Artémis avait senti, en promenant ses doigts sur la paroi, un objet dépassant du relief.
Il fit jouer la poignée et ouvrit la porte. Il se trouvait dans un placard. La lumière l’aveugla, il était resté trop longtemps dans l’obscurité.
« - Lana, on a frappé, tu vas ouvrir ? dit la voix masculine.
- Non, le petit Artémis pleure dans sa chambre, je vais le voir. »
Ces paroles choquèrent Artémis. Il comprit…
Ses parents… Il entendait ses parents… Il voulait les voir.
Il s’avança dans le corridor éclairé et vit son père passer devant lui.
« Papa ! C’est moi, Artémis ! »
L’homme ne broncha pas, il ne semblait pas avoir entendu l’appel d’Artémis.
« Papa ? »
Non, il continuait son chemin vers la porte d’entrée. Il arriva à son but. Artémis le suivait.
Il ouvrit la porte.
« - Bonjour, vous êtes bien le dénommé Well ?
- Oui, pourquoi ?
- Nous avons appris, de source sûre, que vous étiez, vous ainsi que votre femme et votre enfant, un demi-elfe. »
Sur ces mots, l’homme sortit une longue dague acérée et la planta dans le cœur de Well, le père d’Artémis eu juste la force de crier :
« Lana, fuis, la discrimination n’as pas disparu… »
L’homme l’acheva d’un violent coup de poing dans la figure.

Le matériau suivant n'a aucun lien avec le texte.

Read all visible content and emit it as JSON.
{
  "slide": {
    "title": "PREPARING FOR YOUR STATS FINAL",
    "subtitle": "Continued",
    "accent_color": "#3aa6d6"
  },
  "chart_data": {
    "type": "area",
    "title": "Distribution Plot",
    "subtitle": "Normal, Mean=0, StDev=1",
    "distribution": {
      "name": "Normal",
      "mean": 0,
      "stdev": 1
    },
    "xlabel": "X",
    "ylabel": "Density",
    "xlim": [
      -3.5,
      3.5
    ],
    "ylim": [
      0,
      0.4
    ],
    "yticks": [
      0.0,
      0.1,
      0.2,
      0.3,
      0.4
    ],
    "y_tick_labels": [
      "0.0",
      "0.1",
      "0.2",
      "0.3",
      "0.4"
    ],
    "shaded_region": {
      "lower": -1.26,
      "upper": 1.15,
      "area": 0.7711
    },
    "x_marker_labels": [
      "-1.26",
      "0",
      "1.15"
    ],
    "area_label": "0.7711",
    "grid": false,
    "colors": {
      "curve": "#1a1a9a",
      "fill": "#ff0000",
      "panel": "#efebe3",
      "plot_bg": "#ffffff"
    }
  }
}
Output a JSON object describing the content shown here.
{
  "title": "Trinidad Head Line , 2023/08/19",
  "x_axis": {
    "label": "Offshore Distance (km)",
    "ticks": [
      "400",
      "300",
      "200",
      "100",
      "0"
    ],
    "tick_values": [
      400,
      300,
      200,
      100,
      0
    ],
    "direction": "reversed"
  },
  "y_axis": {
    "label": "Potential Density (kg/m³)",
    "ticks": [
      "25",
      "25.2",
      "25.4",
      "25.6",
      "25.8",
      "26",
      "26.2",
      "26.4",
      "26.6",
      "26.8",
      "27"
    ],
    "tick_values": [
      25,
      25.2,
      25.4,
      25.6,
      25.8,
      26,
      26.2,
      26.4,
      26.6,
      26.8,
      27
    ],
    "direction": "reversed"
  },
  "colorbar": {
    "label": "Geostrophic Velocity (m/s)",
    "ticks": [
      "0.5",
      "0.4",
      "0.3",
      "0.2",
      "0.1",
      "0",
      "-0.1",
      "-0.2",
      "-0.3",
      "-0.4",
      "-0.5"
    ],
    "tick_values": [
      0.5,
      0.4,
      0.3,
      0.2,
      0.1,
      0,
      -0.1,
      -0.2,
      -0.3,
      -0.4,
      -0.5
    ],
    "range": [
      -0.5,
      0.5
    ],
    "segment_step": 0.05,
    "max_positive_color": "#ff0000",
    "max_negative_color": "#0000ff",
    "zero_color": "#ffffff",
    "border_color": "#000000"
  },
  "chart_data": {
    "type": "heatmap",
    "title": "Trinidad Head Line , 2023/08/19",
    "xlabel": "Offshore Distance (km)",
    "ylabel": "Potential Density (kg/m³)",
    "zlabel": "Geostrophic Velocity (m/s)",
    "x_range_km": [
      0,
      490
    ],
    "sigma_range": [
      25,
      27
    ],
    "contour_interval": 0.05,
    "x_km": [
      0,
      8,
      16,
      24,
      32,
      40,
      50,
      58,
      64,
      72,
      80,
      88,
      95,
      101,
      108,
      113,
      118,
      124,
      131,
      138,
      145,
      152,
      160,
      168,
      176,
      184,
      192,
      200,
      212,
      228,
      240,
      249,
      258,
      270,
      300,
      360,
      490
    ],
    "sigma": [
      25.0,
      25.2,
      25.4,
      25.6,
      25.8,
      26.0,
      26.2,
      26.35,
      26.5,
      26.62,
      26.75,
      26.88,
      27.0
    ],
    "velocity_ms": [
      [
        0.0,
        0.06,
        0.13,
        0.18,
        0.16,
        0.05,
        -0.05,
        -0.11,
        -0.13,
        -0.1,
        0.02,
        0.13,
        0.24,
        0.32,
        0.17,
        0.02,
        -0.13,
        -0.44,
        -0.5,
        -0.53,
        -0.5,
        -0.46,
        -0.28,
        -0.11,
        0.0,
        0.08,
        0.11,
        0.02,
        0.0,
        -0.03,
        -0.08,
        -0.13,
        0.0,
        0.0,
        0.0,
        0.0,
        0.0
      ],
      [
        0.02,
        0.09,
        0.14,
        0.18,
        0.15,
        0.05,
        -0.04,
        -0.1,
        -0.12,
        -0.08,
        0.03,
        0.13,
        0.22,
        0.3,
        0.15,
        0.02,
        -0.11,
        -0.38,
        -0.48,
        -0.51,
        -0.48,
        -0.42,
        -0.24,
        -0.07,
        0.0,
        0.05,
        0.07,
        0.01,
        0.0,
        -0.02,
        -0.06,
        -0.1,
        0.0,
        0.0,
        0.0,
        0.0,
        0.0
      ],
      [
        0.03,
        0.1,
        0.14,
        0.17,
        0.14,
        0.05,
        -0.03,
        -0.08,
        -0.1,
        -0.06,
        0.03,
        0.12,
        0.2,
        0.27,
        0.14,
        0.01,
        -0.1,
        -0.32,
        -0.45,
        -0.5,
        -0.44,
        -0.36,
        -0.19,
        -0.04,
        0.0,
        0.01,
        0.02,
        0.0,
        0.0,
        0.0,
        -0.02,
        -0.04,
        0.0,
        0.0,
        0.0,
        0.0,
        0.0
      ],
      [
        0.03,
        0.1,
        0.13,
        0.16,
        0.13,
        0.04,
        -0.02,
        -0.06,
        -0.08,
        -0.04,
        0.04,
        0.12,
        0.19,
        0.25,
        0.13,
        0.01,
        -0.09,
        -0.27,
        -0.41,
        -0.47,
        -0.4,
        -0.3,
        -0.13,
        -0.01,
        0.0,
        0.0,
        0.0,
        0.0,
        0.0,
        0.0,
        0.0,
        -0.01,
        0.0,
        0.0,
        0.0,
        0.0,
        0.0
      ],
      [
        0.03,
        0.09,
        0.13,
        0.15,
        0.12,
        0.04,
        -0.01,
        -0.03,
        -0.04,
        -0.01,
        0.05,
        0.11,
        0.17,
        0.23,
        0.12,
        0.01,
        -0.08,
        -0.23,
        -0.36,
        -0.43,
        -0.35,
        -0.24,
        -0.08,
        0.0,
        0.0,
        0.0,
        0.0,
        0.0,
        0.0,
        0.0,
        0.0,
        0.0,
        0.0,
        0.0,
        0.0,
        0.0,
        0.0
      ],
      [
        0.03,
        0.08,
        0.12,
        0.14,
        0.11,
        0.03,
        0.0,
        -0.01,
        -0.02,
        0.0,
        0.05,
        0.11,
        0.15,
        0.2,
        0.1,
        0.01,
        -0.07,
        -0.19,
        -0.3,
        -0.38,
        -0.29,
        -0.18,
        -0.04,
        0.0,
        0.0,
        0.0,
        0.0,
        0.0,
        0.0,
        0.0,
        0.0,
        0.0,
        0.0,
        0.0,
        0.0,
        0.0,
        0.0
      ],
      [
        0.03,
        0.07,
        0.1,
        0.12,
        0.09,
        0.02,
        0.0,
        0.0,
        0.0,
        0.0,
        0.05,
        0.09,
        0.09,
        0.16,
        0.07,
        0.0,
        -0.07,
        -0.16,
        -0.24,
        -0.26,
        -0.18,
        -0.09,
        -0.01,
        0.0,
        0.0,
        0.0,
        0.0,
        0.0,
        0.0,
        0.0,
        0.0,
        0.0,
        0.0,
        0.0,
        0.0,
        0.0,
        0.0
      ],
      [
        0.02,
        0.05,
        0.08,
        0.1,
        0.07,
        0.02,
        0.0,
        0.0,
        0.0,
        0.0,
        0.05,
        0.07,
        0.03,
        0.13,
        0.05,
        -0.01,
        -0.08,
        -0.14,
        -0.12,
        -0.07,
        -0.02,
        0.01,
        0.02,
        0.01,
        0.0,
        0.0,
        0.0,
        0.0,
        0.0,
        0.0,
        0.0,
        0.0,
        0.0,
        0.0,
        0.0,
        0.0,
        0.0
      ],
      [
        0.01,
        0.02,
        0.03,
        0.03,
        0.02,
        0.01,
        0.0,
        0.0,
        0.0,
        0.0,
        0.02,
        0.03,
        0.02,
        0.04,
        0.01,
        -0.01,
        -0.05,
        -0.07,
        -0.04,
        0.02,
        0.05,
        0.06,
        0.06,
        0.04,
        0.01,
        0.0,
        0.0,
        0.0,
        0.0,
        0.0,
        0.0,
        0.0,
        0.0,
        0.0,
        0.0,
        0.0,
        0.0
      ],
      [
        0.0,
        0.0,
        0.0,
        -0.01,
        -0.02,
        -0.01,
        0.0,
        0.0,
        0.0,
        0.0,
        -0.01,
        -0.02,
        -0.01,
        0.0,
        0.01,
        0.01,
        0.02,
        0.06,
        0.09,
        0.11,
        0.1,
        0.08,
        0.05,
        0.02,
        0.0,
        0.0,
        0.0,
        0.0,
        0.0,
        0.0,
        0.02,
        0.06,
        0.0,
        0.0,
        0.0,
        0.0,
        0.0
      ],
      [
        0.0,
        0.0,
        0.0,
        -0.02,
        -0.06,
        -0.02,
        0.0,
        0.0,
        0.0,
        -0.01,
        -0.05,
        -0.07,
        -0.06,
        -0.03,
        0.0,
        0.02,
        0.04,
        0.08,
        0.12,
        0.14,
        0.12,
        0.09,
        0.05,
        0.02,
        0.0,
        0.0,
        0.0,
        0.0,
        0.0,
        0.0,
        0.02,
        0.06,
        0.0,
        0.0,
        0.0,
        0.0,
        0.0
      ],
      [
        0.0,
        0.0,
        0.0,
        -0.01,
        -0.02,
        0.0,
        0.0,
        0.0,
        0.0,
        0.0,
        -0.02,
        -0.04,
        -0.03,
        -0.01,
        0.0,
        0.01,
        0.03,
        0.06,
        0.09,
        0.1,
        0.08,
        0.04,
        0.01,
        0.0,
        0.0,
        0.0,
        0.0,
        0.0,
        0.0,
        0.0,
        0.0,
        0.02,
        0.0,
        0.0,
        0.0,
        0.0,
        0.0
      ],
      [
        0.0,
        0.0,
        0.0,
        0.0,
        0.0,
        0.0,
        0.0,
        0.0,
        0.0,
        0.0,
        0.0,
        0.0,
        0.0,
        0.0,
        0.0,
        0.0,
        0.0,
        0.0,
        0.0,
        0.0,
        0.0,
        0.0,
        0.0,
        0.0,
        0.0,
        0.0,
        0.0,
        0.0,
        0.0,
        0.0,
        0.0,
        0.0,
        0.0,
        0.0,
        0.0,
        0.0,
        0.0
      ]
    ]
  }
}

Il mourut. Une larme perla sur le visage d’Artémis. Il se mit à courir en direction de l’étage. Il ne savait pas où il était mais il semblait connaître, instinctivement, le chemin.
Il arriva dans la chambre où il se vit, tout jeune. Le nourrisson ne devait pas avoir plus d’un mois. Sa mère, Lana, le portait dans ses bras en pleurant. Elle sauta par la fenêtre avec Artémis serré contre sa poitrine.
Elle tomba dans les poubelles.
Elle se mit à courir vers le quartier pauvre. Là, elle trouva celle qu’elle cherchait.
« - Roma ! Aide-moi !
- Lana ! qu’y a-t-il ? répondit Roma.
- Ils l’ont tué ! Ils ont tué Well ! Tiens, prends Artémis, ils me poursuivent. Ils cherchent les demi-elfes !
- Calme-toi…
- Va-t-en, cria-t-elle, ils arrivent ! »
Elle déposa Artémis dans les bras de Roma puis lui dit brièvement, hâtivement, adieu. Roma pleura elle aussi et se mit à courir dans la direction opposée. Elle allait tout raconter à son mari et ils allaient, ensemble, protéger Artémis.
Artémis, qui avait suivi sa mère, avait assisté à toute la scène.
Il vit ensuite sa mère, rattrapée par les malfaiteurs, se faire tuer sous ses yeux. Les bandits avaient ensuite assassiné sauvagement et sans pitié tous les témoins.
Cette nuit-là, sept personnes périrent. Cinq de celles-là n’avaient rien à faire dans cette histoire et s’étaient pourtant faites tuées.
Sombre coïncidence que de se trouver au mauvais endroit, au mauvais moment…
Tout redevint confus dans l’esprit d’Artémis et une douleur intense s’empara de lui. Tout ce qu’il voyait, il y a de cela une seconde, s’estompa.
Théoss se trouvait en face de lui, l’air triste. Il semblait regretter quelque chose.
« Tu viens d’assister aux derniers instants de la vie de tes parents, dit-il d’un air sombre. Je n’aurais peut-être pas dû te montrer ça. »
Artémis essaya de parler, mais les mots ne venaient pas, il était incapable de prononcer un son, une syllabe. Il était choqué par ce qu’il venait de voir.
« C’est normal de ne plus pouvoir parler après ce que tu viens de vivre. Je suis même étonné de ta résistance. Beaucoup se seraient évanouis. Pas toi. »
Un long silence s’installa. Le même silence pesant que tout à l’heure. Et, encore une fois, Artémis le rompit :
« - Qui à fait ça ?
- Écoute Artémis, si nous le savions, nous serions déjà partis à leur recherche. Nous n’en avons aucune idée. Maintenant, rentre chez toi. Parles en à tes parents et repose-toi »
Artémis rentra chez lui et dit tout à ses parents.